Curiosity can be a double-edged sword, though. The same adventurous impulses that drive curious people to books and hobbies may also lead them to partake in dangerous activities such as skydiving or experimenting with psychotropic drugs. Still, according to Paul Silvia, a social psychologist at the University of North Carolina at Greensboro, the enrichment that curious people experience generally outweighs the negative effects of the risks they take. "I doubt curiosity kills too many cats," he says.
From this perspective, the Evan Schaeffers of the world have got it made. But what about those of us who think of ourselves as standoffish by nature—who shrink back at the thought of taking up scuba-diving or even a new route to work? A strong sense of curiosity is a stable trait that you either have or don't, but even if you don't think of yourself as naturally curious, Kashdan says, it's helpful to remember that curiosity can be cultivated. You can learn to work with what you have.
Just about everyone is interested in something, but in many cases social pressures stifle these curious instincts, making us forget we ever had them. "Lots of people played an instrument when they were younger, and they say, 'I don't do it anymore because I work now,'" Kashdan says. "But really there's no definition of what an adult's supposed to be, and for some people, that's earthshaking to hear."
Surmounting your fear of failure will also help you realize your full curiosity-potential. Silvia recommends enlisting a friend to join you in pursuing a new interest that seems intimidating, like kickboxing or watercolors. "Make a pact that you're going to do this together and not judge each other," he says.

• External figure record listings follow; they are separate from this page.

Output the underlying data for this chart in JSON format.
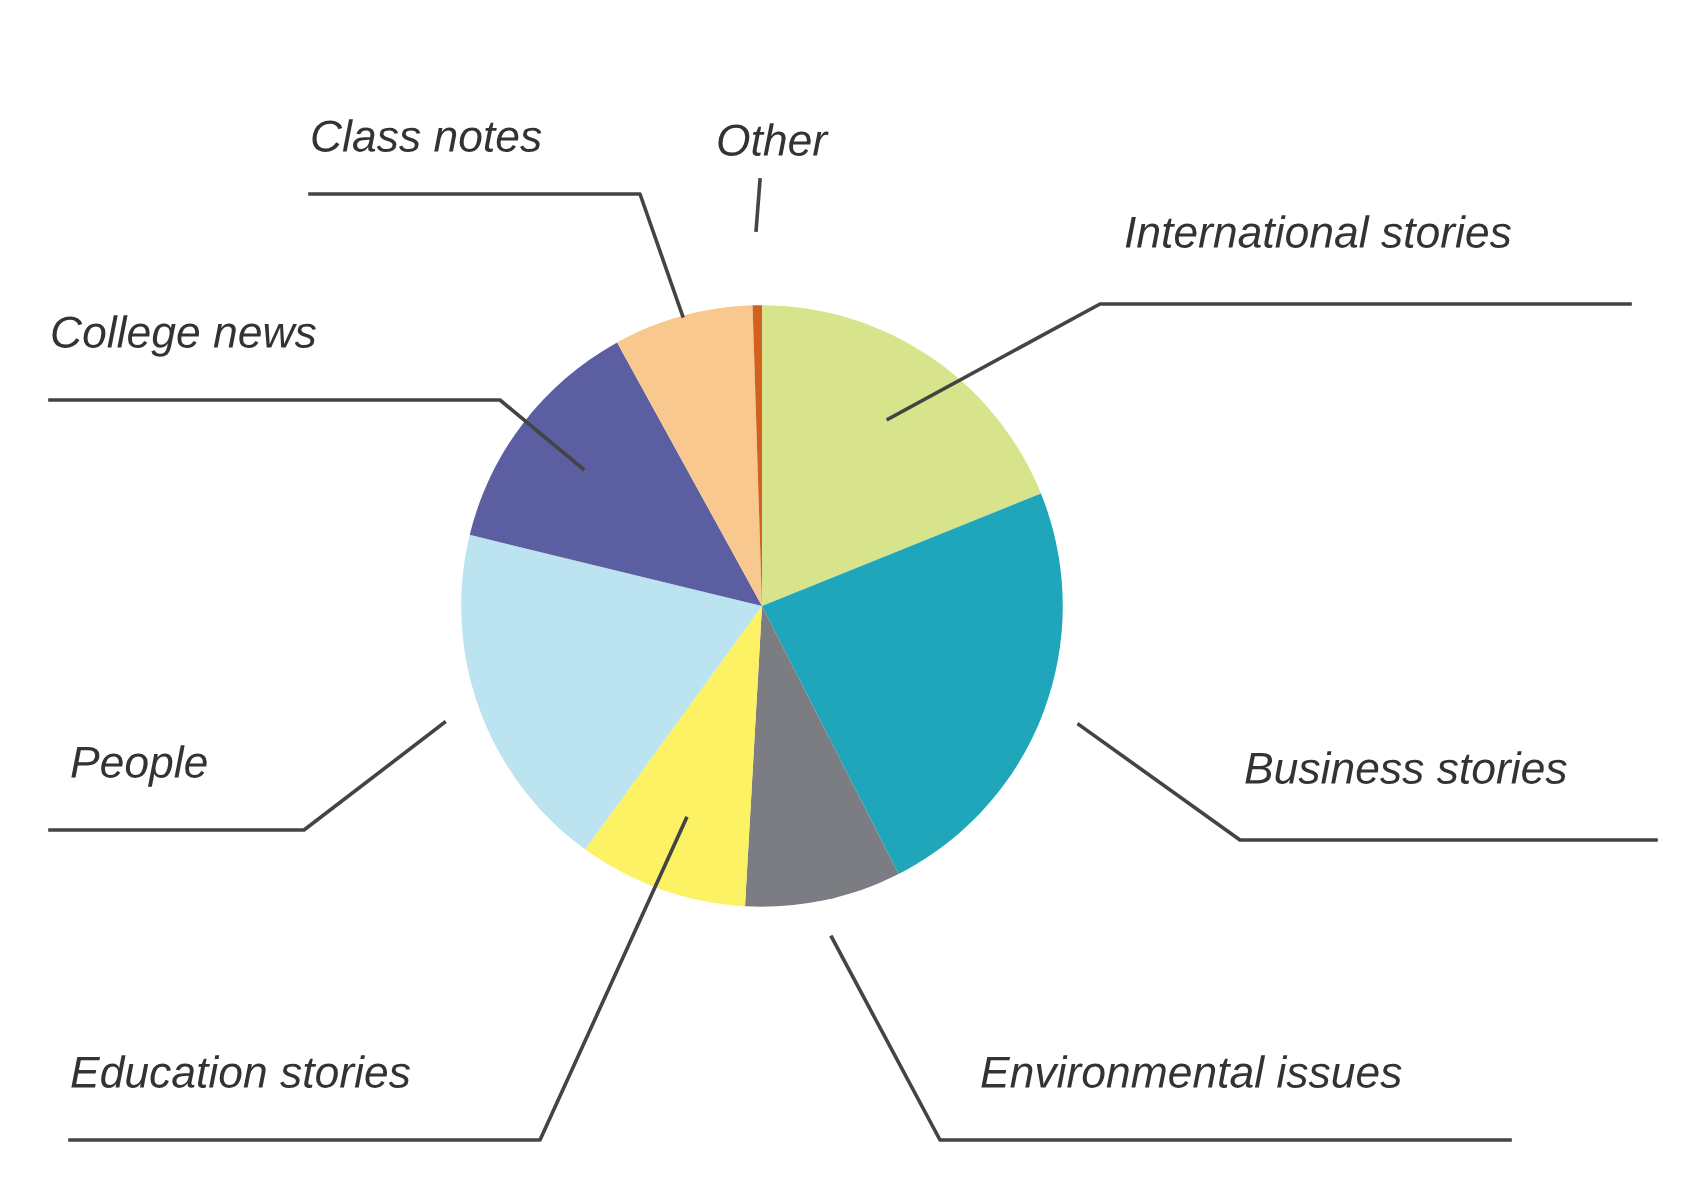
{
  "chart_data": {
    "type": "pie",
    "categories": [
      "International stories",
      "Business stories",
      "Environmental issues",
      "Education stories",
      "People",
      "College news",
      "Class notes",
      "Other"
    ],
    "values": [
      18.9,
      23.6,
      8.4,
      9.1,
      18.8,
      13.2,
      7.5,
      0.5
    ],
    "colors": [
      "#d7e48c",
      "#1fa6ba",
      "#7b7d82",
      "#fcf263",
      "#bce3f0",
      "#5b5ea0",
      "#f8c88f",
      "#d2601f"
    ]
  }
}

Still, occasional slipups are an inevitable part of learning and discovery. "In curious people, there's internal growth that takes place regardless of the outcome," Kashdan says. "Let's say you've never tried barracuda before, but you decide to order it at a restaurant. If you like it, that's great, but even if you don't, you have a story you can use to connect with people: 'Have you ever tried barracuda? It's disgusting!' Either way, you've expanded yourself a bit."
In Schaeffer's case, following his inquisitive mind led to new opportunities he'd never even considered. "A publisher got into contact with me through my blog and asked if I'd like to write a book about trial law," he says. "I'd always had a side career in writing, but I never expected it to turn into something like this." The lives of curious people may not always go according to plan, but their willingness to take a chance on improvisation pays big in dividends.
If you've got an inquiring mind, it's possible to turn even mundane events, like waiting in line at the DMV, into something meaningful. Look for details others might miss, and seek to learn more about them. For instance, try turning to another customer in line and saying, "I noticed the Purple Heart pinned to your jacket. What war did you serve in?"
"If you're curious about something, it acts as a positive counterweight to anxiety and fear," Silvia says. Exercising your curiosity won't wipe out doubt, but it may help you focus on the likely positive consequences of a new venture (learning to execute a perfect swan dive) rather than the negative ones (doing a belly flop and surfacing to the sound of laughter).
A key component of curiosity is what Boston College psychologist Ellen Winner calls a "rage to master"—whether that involves accumulating rejection slips from The New Yorker or spending hours in the basement learning banjo fingerings. An intense focus on specific interests or goals invites the state of mental immersion called "flow," which in turn elicits feelings of accomplishment and well-being.